A NATURE reserve is thriving with wildlife thanks to the efforts of conservationists and volunteers.
The Teesmouth National Nature Reserve has seen a surge in butterflies, wild flowers and seals over the summer.
Volunteers from the Friends of Teesmouth group say its thanks to the dry weather and work of various conservation agencies.
Over the summer Natural England and other volunteers carried out 25 weekly butterfly surveys.
Reserve manager Mike Leakey said: “We have had a great year for butterflies. Altogether 971 individual butterflies were recorded on those days, with the most abundant being meadow brown followed by green-veined white and ringlet.”
The Tees Seals Research Programme counted 110 harbour seals in a study in September, up on the same time last year.
Almost 40 per cent more grey seals were spotted than August 2012 when the previous highest number for years was counted.
And a Wetland Bird Survey count in October showed the highest autumn count of wigeon ducks for 20 years at more than 1,600.
Hartlepool Countryside Volunteers also removed sea club-rush and silt from a 40 metre stretch of ditch at North Gare in October to help the site’s regionally-important common toad population to breed.

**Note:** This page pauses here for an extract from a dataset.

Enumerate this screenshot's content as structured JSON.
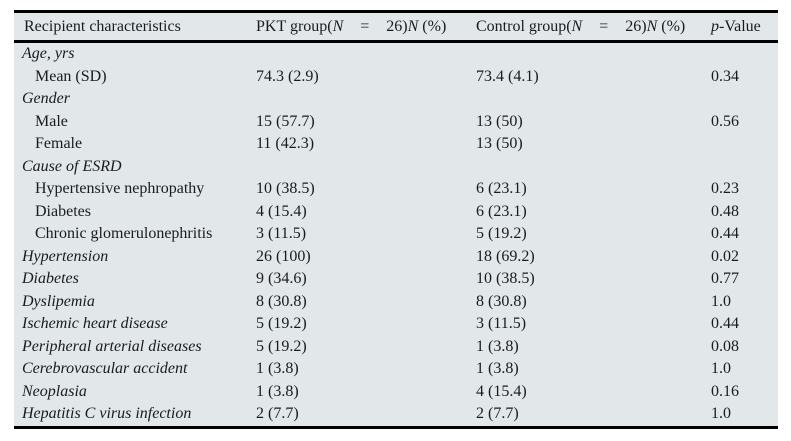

“It has been a wonderful summer for wildlife,” said Jill Oberlin-Harris, one of the founder members of Friends of Teesmouth group.
“We have a small group of volunteers who keep an eye on what goes on, pick up litter, report problems, and next year are planning to organise some educational walks and events to show people just what is on their doorstep that makes it so special.”
The group is appealing for more volunteers, in particular a treasurer, and say the reserve offers great opportunities for field work by biology or geography students and Duke of Edinburgh Award volunteers.